Neste ano, sua história de vida vai virar uma biografia escrita pelo jornalista Zeca Camargo (Editora Leya) e um musical para o teatro. Um filme também está em fase de planejamento, com a atriz Taís Araújo vivendo a protagonista.
Elza se mostra avessa a perguntas que tematizem o passado e a velhice. Medo da morte? "Nunca conversei com ela não. Deixo ela distante."
Uma mesa na sala reúne alguns dos muitos prêmios acumulados pela cantora, que ganhou o Grammy Latino na categoria de melhor disco de música popular brasileira por "A Mulher do Fim do Mundo", em 2016.
Elza Soares e GarrinchaDireito de imagemAGÊNCIA O GLOBO
Image captionElza Soares foi casada durante 17 anos com Garrincha
"Eu não olho para trás. Eu olho para a frente. Eu olho o hoje. É o que eu digo sempre, my name is now", afirma, repetindo o bordão ("meu nome é agora") que deu nome a um documentário sobre sua trajetória, lançado em 2015.
"Deus É Mulher" será lançado ainda neste ano, e a cantora continua em turnê com o show "A Voz e a Máquina" - uma boa metáfora desse corpo que, esteja com 80 anos ou 87, segue enfileirando um projeto atrás do outro. "Meu futuro está aí. Deixa o futuro vir. O passado já foi."
Leia abaixo os principais trechos da entrevista.
BBC Brasil - Elza, existe um conflito sobre a sua data de nascimento. Qual é a verdadeira?
Elza Soares - Não comento. Não se pergunta sobre idade a mulher. Esse negócio de idade... não tem idade, cara. Sou atemporal.
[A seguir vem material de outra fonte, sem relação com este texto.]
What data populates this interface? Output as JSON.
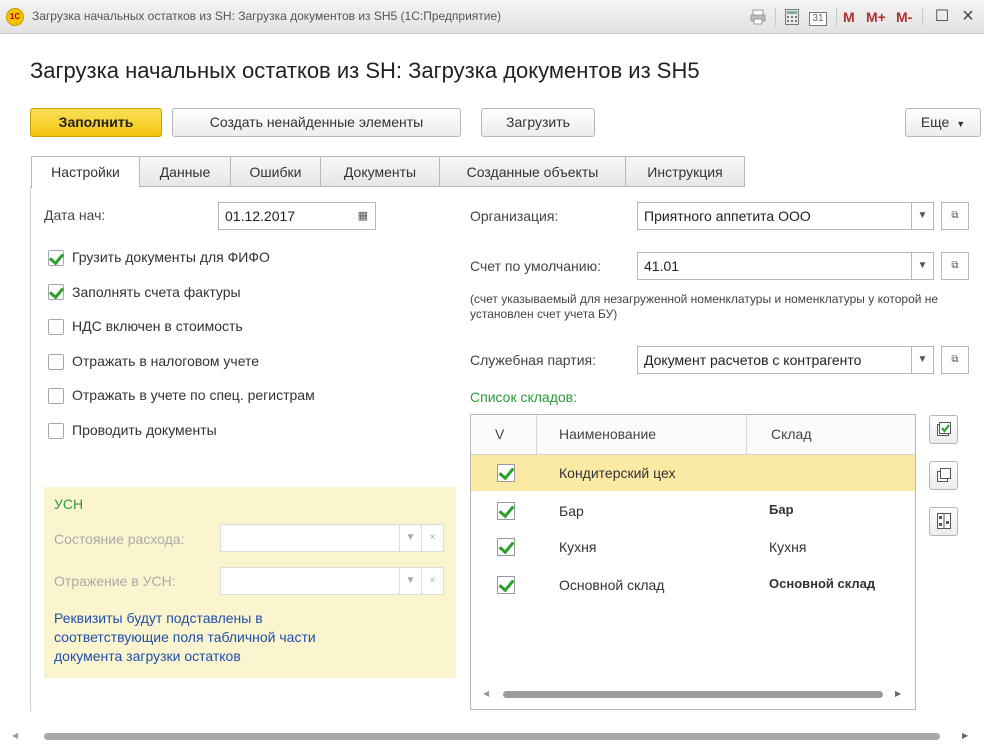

BBC Brasil - Você teve um ressurgimento surpreendente depois do lançamento de 'A Mulher do Fim do Mundo'. Como é se tornar um ícone pop na sua idade?
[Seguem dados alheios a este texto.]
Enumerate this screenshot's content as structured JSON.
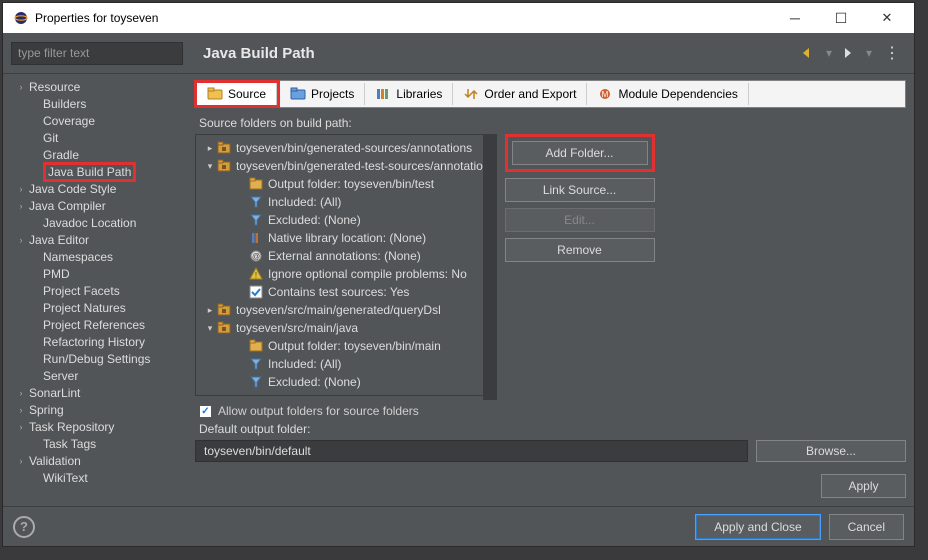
{
  "window": {
    "title": "Properties for toyseven",
    "filter_placeholder": "type filter text"
  },
  "page_title": "Java Build Path",
  "sidebar": {
    "items": [
      {
        "label": "Resource",
        "expandable": true
      },
      {
        "label": "Builders",
        "expandable": false
      },
      {
        "label": "Coverage",
        "expandable": false
      },
      {
        "label": "Git",
        "expandable": false
      },
      {
        "label": "Gradle",
        "expandable": false
      },
      {
        "label": "Java Build Path",
        "expandable": false,
        "selected": true
      },
      {
        "label": "Java Code Style",
        "expandable": true
      },
      {
        "label": "Java Compiler",
        "expandable": true
      },
      {
        "label": "Javadoc Location",
        "expandable": false
      },
      {
        "label": "Java Editor",
        "expandable": true
      },
      {
        "label": "Namespaces",
        "expandable": false
      },
      {
        "label": "PMD",
        "expandable": false
      },
      {
        "label": "Project Facets",
        "expandable": false
      },
      {
        "label": "Project Natures",
        "expandable": false
      },
      {
        "label": "Project References",
        "expandable": false
      },
      {
        "label": "Refactoring History",
        "expandable": false
      },
      {
        "label": "Run/Debug Settings",
        "expandable": false
      },
      {
        "label": "Server",
        "expandable": false
      },
      {
        "label": "SonarLint",
        "expandable": true
      },
      {
        "label": "Spring",
        "expandable": true
      },
      {
        "label": "Task Repository",
        "expandable": true
      },
      {
        "label": "Task Tags",
        "expandable": false
      },
      {
        "label": "Validation",
        "expandable": true
      },
      {
        "label": "WikiText",
        "expandable": false
      }
    ]
  },
  "tabs": [
    {
      "icon": "source-folder-icon",
      "label": "Source",
      "active": true
    },
    {
      "icon": "projects-icon",
      "label": "Projects",
      "active": false
    },
    {
      "icon": "libraries-icon",
      "label": "Libraries",
      "active": false
    },
    {
      "icon": "order-icon",
      "label": "Order and Export",
      "active": false
    },
    {
      "icon": "module-icon",
      "label": "Module Dependencies",
      "active": false
    }
  ],
  "source_section": {
    "header": "Source folders on build path:",
    "rows": [
      {
        "indent": 0,
        "chev": "▸",
        "icon": "pkg",
        "text": "toyseven/bin/generated-sources/annotations"
      },
      {
        "indent": 0,
        "chev": "▾",
        "icon": "pkg",
        "text": "toyseven/bin/generated-test-sources/annotations"
      },
      {
        "indent": 1,
        "chev": "",
        "icon": "folder",
        "text": "Output folder: toyseven/bin/test"
      },
      {
        "indent": 1,
        "chev": "",
        "icon": "filter",
        "text": "Included: (All)"
      },
      {
        "indent": 1,
        "chev": "",
        "icon": "filter",
        "text": "Excluded: (None)"
      },
      {
        "indent": 1,
        "chev": "",
        "icon": "lib",
        "text": "Native library location: (None)"
      },
      {
        "indent": 1,
        "chev": "",
        "icon": "annot",
        "text": "External annotations: (None)"
      },
      {
        "indent": 1,
        "chev": "",
        "icon": "warn",
        "text": "Ignore optional compile problems: No"
      },
      {
        "indent": 1,
        "chev": "",
        "icon": "check",
        "text": "Contains test sources: Yes"
      },
      {
        "indent": 0,
        "chev": "▸",
        "icon": "pkg",
        "text": "toyseven/src/main/generated/queryDsl"
      },
      {
        "indent": 0,
        "chev": "▾",
        "icon": "pkg",
        "text": "toyseven/src/main/java"
      },
      {
        "indent": 1,
        "chev": "",
        "icon": "folder",
        "text": "Output folder: toyseven/bin/main"
      },
      {
        "indent": 1,
        "chev": "",
        "icon": "filter",
        "text": "Included: (All)"
      },
      {
        "indent": 1,
        "chev": "",
        "icon": "filter",
        "text": "Excluded: (None)"
      }
    ],
    "allow_output_label": "Allow output folders for source folders",
    "allow_output_checked": true,
    "default_output_label": "Default output folder:",
    "default_output_value": "toyseven/bin/default"
  },
  "buttons": {
    "add_folder": "Add Folder...",
    "link_source": "Link Source...",
    "edit": "Edit...",
    "remove": "Remove",
    "browse": "Browse...",
    "apply": "Apply",
    "apply_close": "Apply and Close",
    "cancel": "Cancel"
  }
}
Elza Soares - Gente, eu não sei sobre esse negócio de idade, o que que tem idade, idade... Você tem o tempo, a matéria, o espírito, entendeu? Acho que quando você resiste, você está bem, aguentando tudo, é maravilhoso. Eu vejo meninos aí não aguentando nada, meninas não aguentando nada.
BBC Brasil - Então como você se sente na fase de vida em que está hoje?
Elza Soares - Completamente bem, fantástica, maravilhosa, trabalhando, viajando muito. Sucesso absoluto. Feliz.
BBC Brasil - O que inspirou a escolha do nome "Deus É Mulher" para o novo disco? Em que sentido você quer dizer que Deus é mulher?
Elza Soares - Com "A Mulher do Fim do Mundo a gente veio denunciar tudo que não presta. Como os problemas não tiveram fim, aliás, é muito difícil acabarem, a gente volta agora com "Deus É Mulher". Acho que as mulheres, com o empoderamento todo que têm agora, graças a Deus, elas podem muito bem liderar e pode haver Deus dentro de cada uma de nós. Por que não? Por que Deus não pode ser mulher? Deus é mulher.
Eu vim protestando com "A Mulher do Fim do Mundo" e volto com o mesmo protesto, mas dando mais força às mulheres. Pondo mais a mulher na frente. Nós mulheres sabemos que podemos ficar à frente. Acho que é por aí.
BBC Brasil - Você já passou por muitas dificuldades na vida. Como a sua trajetória influenciou a sua carreira e o seu jeito de cantar?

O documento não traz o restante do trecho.